Il faut bien avouer que le synopsis a de quoi susciter une certaine curiosité pour les esprits tordus. Tout démarre dans une forêt où se trouve un homme étendu par terre, guidé par deux voies, l'une invitant à prier Buddha Amida et l'autre l'éclairant sur la nature bestiale de l'espèce humaine. Cette espèce qui se plaît à tuer les animaux dans le but de se nourrir sans faire montre de sa psyché car oui, les animaux ont des ressentis, des états d'âme. Lui-même se demandera si les animaux, sous prétexte qu'ils soient dénués de parole et n'ont pas ce concept de foi par la prière, méritent de mourir. Propos végétarien de comptoir ? Il serait stupide de penser cela, tout comme il aurait été honteusement pitoyable pour Fujiwara de larguer ce prétexte là pour la promotion des tomates et des carottes.
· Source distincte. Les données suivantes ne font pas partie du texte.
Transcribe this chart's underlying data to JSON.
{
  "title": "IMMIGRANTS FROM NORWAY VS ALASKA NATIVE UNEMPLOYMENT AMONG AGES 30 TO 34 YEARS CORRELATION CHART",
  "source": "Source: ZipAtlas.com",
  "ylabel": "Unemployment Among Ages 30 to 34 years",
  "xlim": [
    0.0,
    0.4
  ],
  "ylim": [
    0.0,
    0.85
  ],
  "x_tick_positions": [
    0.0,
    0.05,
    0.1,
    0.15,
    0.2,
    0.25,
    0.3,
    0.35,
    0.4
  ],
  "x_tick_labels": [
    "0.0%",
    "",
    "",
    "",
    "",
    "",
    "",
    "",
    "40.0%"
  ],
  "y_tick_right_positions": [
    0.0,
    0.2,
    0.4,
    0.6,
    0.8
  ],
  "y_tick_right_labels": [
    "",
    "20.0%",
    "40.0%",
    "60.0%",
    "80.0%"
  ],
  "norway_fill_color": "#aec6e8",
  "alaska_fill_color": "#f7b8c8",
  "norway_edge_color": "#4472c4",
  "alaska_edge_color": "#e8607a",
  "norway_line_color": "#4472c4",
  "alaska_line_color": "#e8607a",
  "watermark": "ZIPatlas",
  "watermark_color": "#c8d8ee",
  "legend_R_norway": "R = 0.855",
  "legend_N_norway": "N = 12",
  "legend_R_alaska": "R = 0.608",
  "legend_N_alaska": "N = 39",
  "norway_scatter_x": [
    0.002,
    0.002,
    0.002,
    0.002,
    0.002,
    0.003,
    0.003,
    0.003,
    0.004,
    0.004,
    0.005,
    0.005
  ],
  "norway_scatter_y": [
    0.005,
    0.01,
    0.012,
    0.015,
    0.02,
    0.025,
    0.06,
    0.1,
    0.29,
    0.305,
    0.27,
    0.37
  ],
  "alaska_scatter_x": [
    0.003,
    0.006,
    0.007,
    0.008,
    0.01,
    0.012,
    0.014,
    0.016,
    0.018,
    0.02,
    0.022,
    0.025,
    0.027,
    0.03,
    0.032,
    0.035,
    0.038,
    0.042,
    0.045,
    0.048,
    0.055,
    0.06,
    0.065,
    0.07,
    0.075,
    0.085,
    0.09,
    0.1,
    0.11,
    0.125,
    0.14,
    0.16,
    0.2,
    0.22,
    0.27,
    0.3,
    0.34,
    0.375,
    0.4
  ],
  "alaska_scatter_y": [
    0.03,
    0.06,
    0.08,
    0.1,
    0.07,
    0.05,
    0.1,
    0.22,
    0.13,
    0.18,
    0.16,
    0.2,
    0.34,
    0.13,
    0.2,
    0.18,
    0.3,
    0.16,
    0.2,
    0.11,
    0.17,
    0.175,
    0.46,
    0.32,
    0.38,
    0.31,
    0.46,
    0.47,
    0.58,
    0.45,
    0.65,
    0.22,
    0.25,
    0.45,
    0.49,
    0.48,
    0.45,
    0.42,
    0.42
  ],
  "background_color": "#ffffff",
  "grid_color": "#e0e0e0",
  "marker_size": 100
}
En fait, Ido peut s'apparenter à une réflexion ésotérique sur la place qu'occupe l'homme face aux autres animaux, son impression de supériorité, ses rapports avec eux et sur quel paramètre l'espèce humaine est plus évoluée. Parce qu'elle est douée de parole ? Mouais, ça peut vite se discuter quand on en entend certains. Parce qu'elle a le concept de foi ? Ce n'est rien d'autre de plus que quelque chose forgé par l'Homme depuis son apparition. Croire en quelque chose pour justifier sa présence sur Terre et son existence après son passage sur celle-ci. La cinéaste aborde la religion avec beaucoup d'érudition citant un verset de l'Evangile selon Saint-Marc. Alors que l'assassin a déjà perdu son humanité en ayant été acteur de plusieurs meurtres sauvages, un second personnage entre en scène et cette fois-ci un inspecteur. Apparemment, ces deux personnages seraient issus directement d'Organ et leur cauchemar passé fait place à un nouveau, tout autant terrifiant. Irrémédiablement attirés tous les deux par un hameau, construit autour d'une ferme porcine, ils ont scellé leur destin. Le meurtrier jouant un air d'harmonica en se dirigeant vers ce lieu désolé n'est pas sans rappeler un style western sanglant et pervers.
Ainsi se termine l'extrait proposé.